Inducible nitric oxide synthase (iNOS), the enzyme responsible for nitric oxide (NO) production, is not present in most cells under normal conditions. The expression of its mRNA, as well as its protein synthesis and full enzymatic activity, undergoes multilevel regulation including transcriptional and posttranscriptional mechanisms, the availability of iNOS substrate and cofactors and oxygen tension. However, in various malignant diseases, such as ovarian cancer, the intracellular mechanisms controlling iNOS are dysregulated, resulting in the permanent induction of iNOS expression and activation. The present review summarizes the multistaged processes occurring in normal cells that promote NO synthesis and focuses on factors regulating iNOS expression in ovarian cancer. The possible involvement of iNOS in the chemoresistance of ovarian cancer and its potential as a prognostic/predictive factor in the course of disease development are also reviewed. According to the available yet limited data, it is difficult to draw unequivocal conclusions on the pros and cons of iNOS in ovarian cancer. Most clinical data support the hypothesis that high levels of iNOS expression in ovarian tumors are associated with a greater risk of disease relapse and patient death. However, in vitro studies with various ovarian cancer cell lines indicate a correlation between a high level of iNOS expression and sensitivity to cisplatin.

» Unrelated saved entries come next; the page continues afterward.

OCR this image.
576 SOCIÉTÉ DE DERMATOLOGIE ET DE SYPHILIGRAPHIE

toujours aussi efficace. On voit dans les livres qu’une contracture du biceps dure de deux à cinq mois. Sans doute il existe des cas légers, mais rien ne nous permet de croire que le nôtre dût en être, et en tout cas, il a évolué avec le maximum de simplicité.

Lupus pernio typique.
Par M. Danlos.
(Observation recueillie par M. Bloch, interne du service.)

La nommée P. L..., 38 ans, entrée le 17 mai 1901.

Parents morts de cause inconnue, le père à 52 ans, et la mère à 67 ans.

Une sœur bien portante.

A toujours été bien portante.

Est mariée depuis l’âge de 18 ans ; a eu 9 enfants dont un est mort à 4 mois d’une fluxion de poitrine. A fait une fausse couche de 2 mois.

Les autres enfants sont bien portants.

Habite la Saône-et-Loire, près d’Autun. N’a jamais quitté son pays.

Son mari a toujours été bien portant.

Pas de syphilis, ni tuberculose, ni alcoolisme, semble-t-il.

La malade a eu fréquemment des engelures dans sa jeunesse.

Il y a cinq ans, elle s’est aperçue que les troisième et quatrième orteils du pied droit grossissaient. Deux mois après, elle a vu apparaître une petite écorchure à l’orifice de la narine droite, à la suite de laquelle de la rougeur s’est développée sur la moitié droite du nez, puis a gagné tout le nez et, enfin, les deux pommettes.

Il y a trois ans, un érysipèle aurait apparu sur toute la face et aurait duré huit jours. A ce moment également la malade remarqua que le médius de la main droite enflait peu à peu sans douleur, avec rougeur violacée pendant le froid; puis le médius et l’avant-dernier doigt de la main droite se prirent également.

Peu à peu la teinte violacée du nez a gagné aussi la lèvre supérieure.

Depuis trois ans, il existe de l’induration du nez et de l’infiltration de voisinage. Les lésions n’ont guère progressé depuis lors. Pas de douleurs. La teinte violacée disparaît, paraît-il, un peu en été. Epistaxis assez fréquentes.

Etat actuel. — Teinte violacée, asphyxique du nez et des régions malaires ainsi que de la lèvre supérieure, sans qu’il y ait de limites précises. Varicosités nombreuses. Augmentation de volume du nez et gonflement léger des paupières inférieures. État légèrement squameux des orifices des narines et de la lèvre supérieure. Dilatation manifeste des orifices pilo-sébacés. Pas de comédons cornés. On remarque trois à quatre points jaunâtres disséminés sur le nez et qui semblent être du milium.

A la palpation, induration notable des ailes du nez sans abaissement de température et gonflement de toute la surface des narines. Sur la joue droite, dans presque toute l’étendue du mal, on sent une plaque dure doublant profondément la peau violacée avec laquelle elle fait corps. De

Keywords: chemoresistance; iNOS; ovarian cancer.

Figure 1

Domain-structured scheme of iNOS monomer. iNOS monomer is composed of oxygen domain that associates L-arginine (L-ARG), protoporphyrin IX (HEME) and tetrahydropterin (BH4), as well as reductase domain that consists of flavin mononucleotide (FMN), flavin adenine dinucleotide (FAD) and reduced form of nicotinamide adenine dinucleotide phosphate (NADPH). Calmodulin (CaM) is noncovalently bound to the iNOS complex.

Figure 2

Regulation of iNOS expression in ovarian cancer microenvironment. Factors present in the ovarian cancer microenvironment, such as proinflammatory cytokines (IL-1β, IL-6, TNF-α), as well as hypoxia and overactivation of some signaling pathways (e.g., JAK/STAT3, AKT/PI3K, MAPKs), are responsible for upregulation of iNOS expression in tumor cells, while agents like TGF-β1 and arginase downregulate its expression.

Figure 3

Role of NO and reactive nitrogen species in tumorigenesis. Although the role of iNOS has never been directly determined in carcinogenesis, the activity of its product—nitric oxide (NO)—and NO’s derivatives, such as peroxynitrite (ONOO⁻) or dinitrogen trioxide (N₂O₃), influence normal cells causing their transformation and inducing tumorigenesis. BER, base extinction repair system; G, guanine; A, adenosine; C, cytosine; U, uracil; T, thymidine.

Figure 4

Selected mechanisms of NO/RNS impact on cisplatin resistance in cancer cells. RNS, reactive nitrogen species; STAT3, signal transducer and activator or transcription pathways 3; AKT, serine-threonine protein kinase.